Der BFH hat eine in der Praxis der Insolvenzverwaltung häufig anzutreffende Fallgestaltung verworfen. Damit hat er sichergestellt, dass aus einem vom Insolvenzverwalter vereinnahmten Entgelt, das die Umsatzsteuer umfasst, im Regelfall auch die Umsatzsteuer an das Finanzamt abgeführt werden muss.

Wird über das Vermögen eines Unternehmers, der umsatzsteuerpflichtige Leistungen erbringt, das Insolvenzverfahren eröffnet, vereinnahmen Insolvenzverwalter häufig Forderungen aus Leistungen, die der Unternehmer bis zur Verfahrenseröffnung erbracht hat. Diese Forderungen setzen sich aus dem sog. Entgelt und dem Umsatzsteueranteil für die erbrachte Leistung zusammen. Zieht der Insolvenzverwalter z.B. eine Forderung über 1.190 EUR ein, ist hierin bei Leistungen, die dem Regelsteuersatz von 19 % unterliegen, ein Umsatzsteueranteil von 190 EUR enthalten.

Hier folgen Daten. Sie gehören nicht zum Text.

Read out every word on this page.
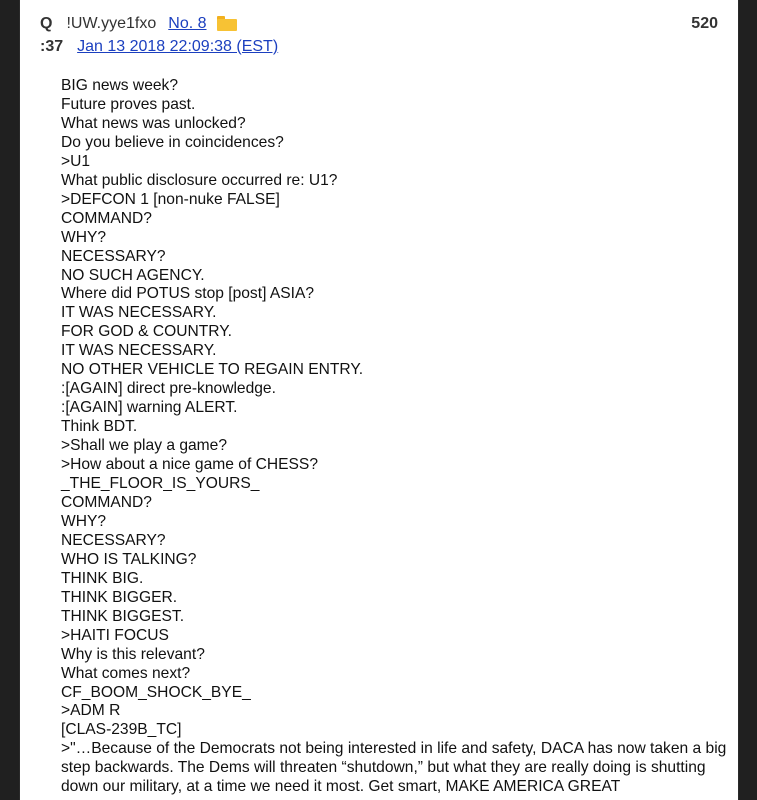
Q !UW.yye1fxo No. 8	520
:37 Jan 13 2018 22:09:38 (EST)

BIG news week?

Future proves past.

What news was unlocked?

Do you believe in coincidences?

>U1

What public disclosure occurred re: U1?

>DEFCON 1 [non-nuke FALSE]

COMMAND?

WHY?

NECESSARY?

NO SUCH AGENCY.

Where did POTUS stop [post] ASIA?

IT WAS NECESSARY.

FOR GOD & COUNTRY.

IT WAS NECESSARY.

NO OTHER VEHICLE TO REGAIN ENTRY.

:[AGAIN] direct pre-knowledge.

:[AGAIN] warning ALERT.

Think BDT.

>Shall we play a game?

>How about a nice game of CHESS?

_THE_FLOOR_IS_YOURS_

COMMAND?

WHY?

NECESSARY?

WHO IS TALKING?

THINK BIG.

THINK BIGGER.

THINK BIGGEST.

>HAITI FOCUS

Why is this relevant?

What comes next?

CF_BOOM_SHOCK_BYE_

>ADM R

[CLAS-239B_TC]

>"…Because of the Democrats not being interested in life and safety, DACA has now taken a big step backwards. The Dems will threaten “shutdown,” but what they are really doing is shutting down our military, at a time we need it most. Get smart, MAKE AMERICA GREAT
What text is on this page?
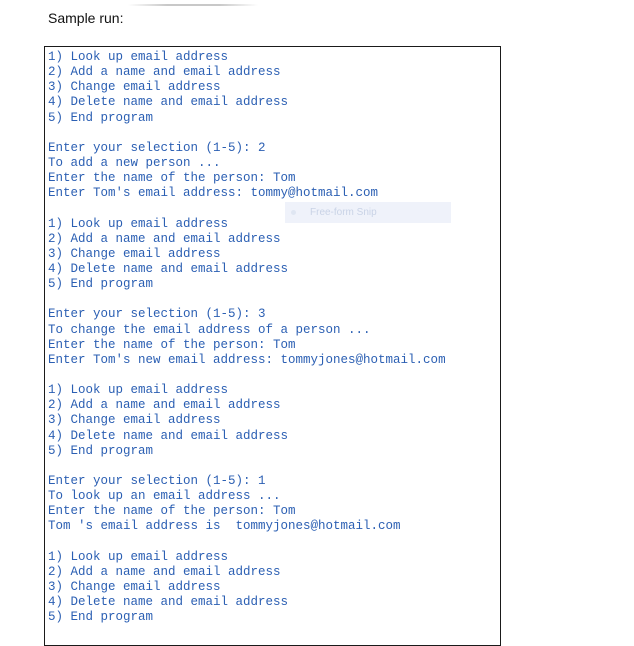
Sample run:
1) Look up email address
2) Add a name and email address
3) Change email address
4) Delete name and email address
5) End program
Enter your selection (1-5): 2
To add a new person ...
Enter the name of the person: Tom
Enter Tom's email address: tommy@hotmail.com
1) Look up email address
2) Add a name and email address
3) Change email address
4) Delete name and email address
5) End program
Enter your selection (1-5): 3
To change the email address of a person ...
Enter the name of the person: Tom
Enter Tom's new email address: tommyjones@hotmail.com
1) Look up email address
2) Add a name and email address
3) Change email address
4) Delete name and email address
5) End program
Enter your selection (1-5): 1
To look up an email address ...
Enter the name of the person: Tom
Tom 's email address is  tommyjones@hotmail.com
1) Look up email address
2) Add a name and email address
3) Change email address
4) Delete name and email address
5) End program
Free-form Snip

Bisher wurde die Forderung in der Praxis der Insolvenzverwaltung in voller Höhe für die Masse vereinnahmt, so dass der Fiskus den Umsatzsteueranspruch nur als sog. Insolvenzforderung zur sog. Insolvenztabelle anmelden konnte und er lediglich wie ein Insolvenzgläubiger quotal befriedigt wurde. Trotz der Vereinnahmung des vollen Steueranteils von 190 EUR durch den Insolvenzverwalter erhielt der Fiskus danach bei einer Insolvenzquote von z.B. 5 % nur 9,50 EUR. Der BFH ist dem für den Sonderfall der sog. Istbesteuerung bereits in der Vergangenheit entgegentreten, so dass die vom Insolvenzverwalter vereinnahmte Umsatzsteuer für eine vor Verfahrenseröffnung erbrachte Leistung in diesem Fall eine voll zu befriedigenden Masseverbindlichkeit ist.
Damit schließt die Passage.